Allen Elena, Horvath Steve, Tong Frances, Kraft Peter, Spiteri Elizabeth, Riggs Arthur D, Marahrens York
Department of Human Genetics, University of California, Los Angeles, CA 90095, USA.
Proc Natl Acad Sci U S A. 2003 Aug 19;100(17):9940-5. doi: 10.1073/pnas.1737401100. Epub 2003 Aug 8.
Genes subject to monoallelic expression are expressed from only one of the two alleles either selected at random (random monoallelic genes) or in a parent-of-origin specific manner (imprinted genes). Because high densities of long interspersed nuclear element (LINE)-1 transposon sequence have been implicated in X-inactivation, we asked whether monoallelically expressed autosomal genes are also flanked by high densities of LINE-1 sequence. A statistical analysis of repeat content in the regions surrounding monoallelically and biallelically expressed genes revealed that random monoallelic genes were flanked by significantly higher densities of LINE-1 sequence, evolutionarily more recent and less truncated LINE-1 elements, fewer CpG islands, and fewer base-pairs of short interspersed nuclear elements (SINEs) sequence than biallelically expressed genes. Random monoallelic and imprinted genes were pooled and subjected to a clustering analysis algorithm, which found two clusters on the basis of aforementioned sequence characteristics. Interestingly, these clusters did not follow the random monoallelic vs. imprinted classifications. We infer that chromosomal sequence context plays a role in monoallelic gene expression and may involve the recognition of long repeats or other features. The sequence characteristics that distinguished the high-LINE-1 category were used to identify more than 1,000 additional genes from the human and mouse genomes as candidate genes for monoallelic expression.

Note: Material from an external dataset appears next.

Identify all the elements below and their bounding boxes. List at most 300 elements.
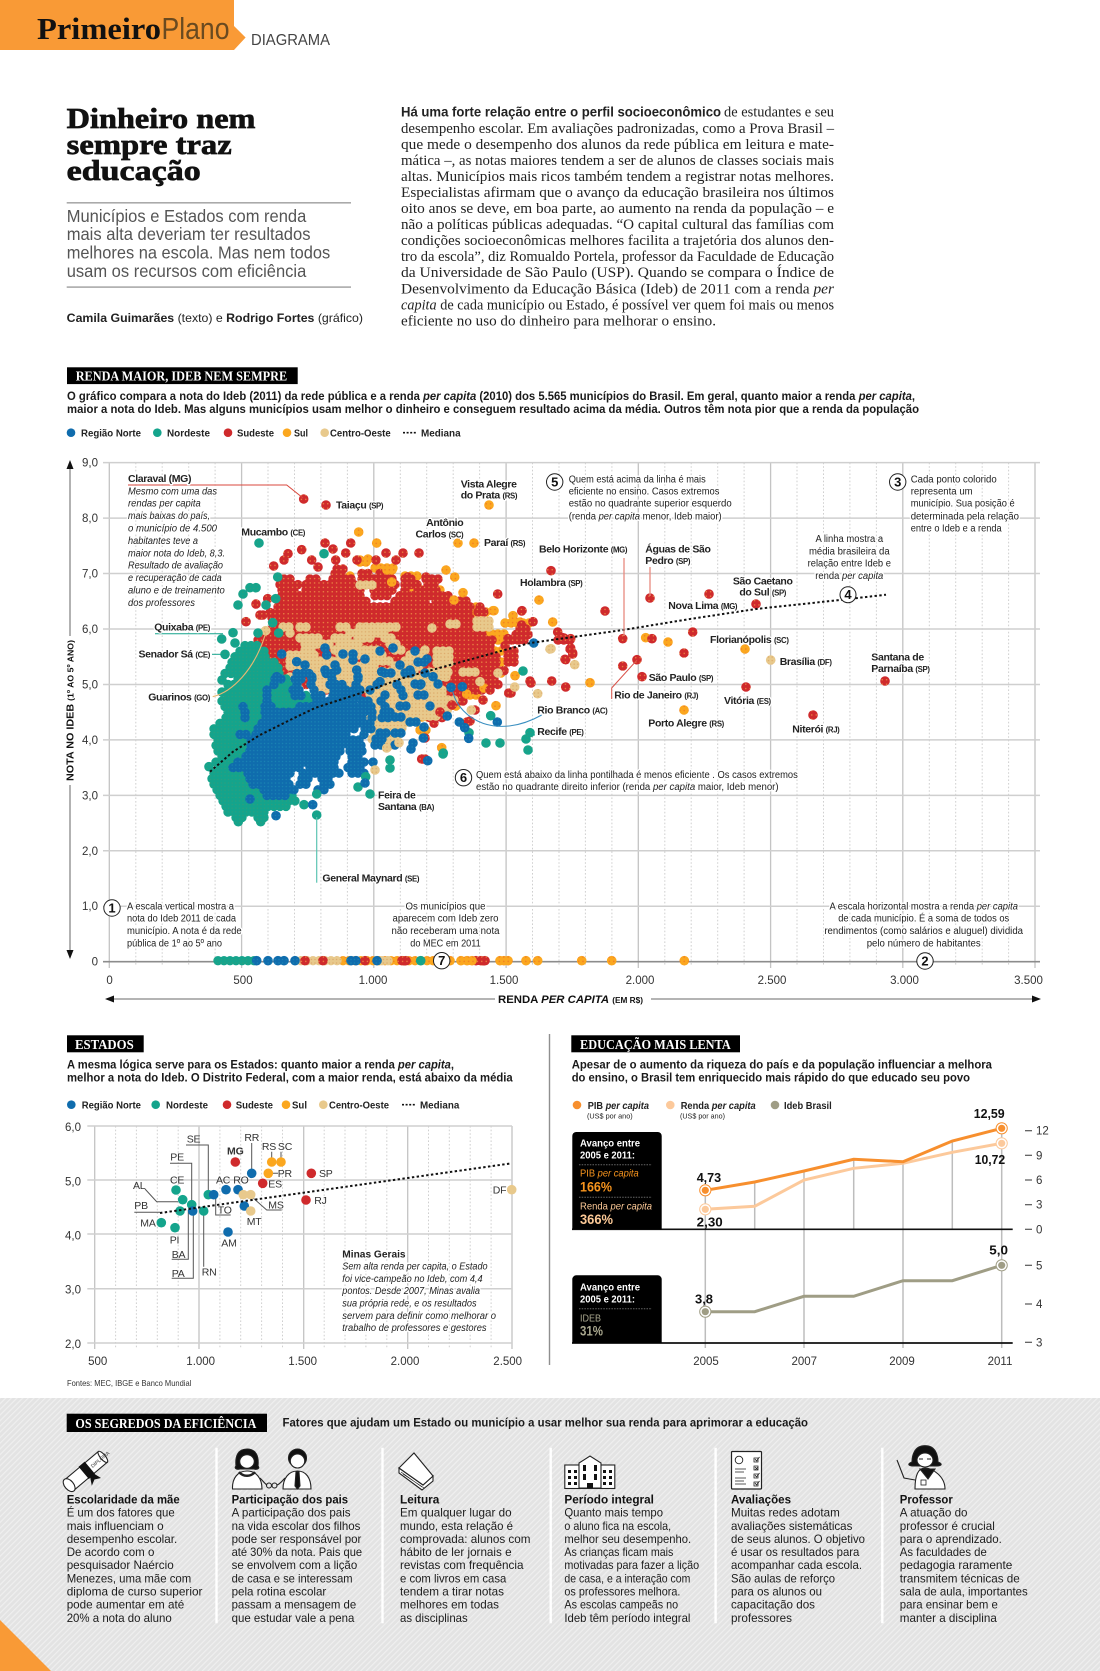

单等位基因表达的基因仅从两个等位基因中的一个表达,要么是随机选择(随机单等位基因),要么是以亲本来源特异性方式(印记基因)。由于长散在核元件1(LINE-1)转座子序列的高密度与X染色体失活有关,我们询问单等位基因表达的常染色体基因是否也侧翼有高密度的LINE-1序列。对单等位基因表达和双等位基因表达基因周围区域的重复序列含量进行统计分析发现,与双等位基因表达的基因相比,随机单等位基因侧翼的LINE-1序列密度显著更高,进化上更新且截短较少的LINE-1元件更多,CpG岛更少,短散在核元件(SINEs)序列的碱基对更少。将随机单等位基因和印记基因合并并进行聚类分析算法,该算法根据上述序列特征发现了两个聚类。有趣的是,这些聚类并不遵循随机单等位基因与印记基因的分类。我们推断染色体序列背景在单等位基因表达中起作用,可能涉及对长重复序列或其他特征的识别。用于区分高LINE-1类别的序列特征被用于从人类和小鼠基因组中识别出1000多个额外的基因作为单等位基因表达的候选基因。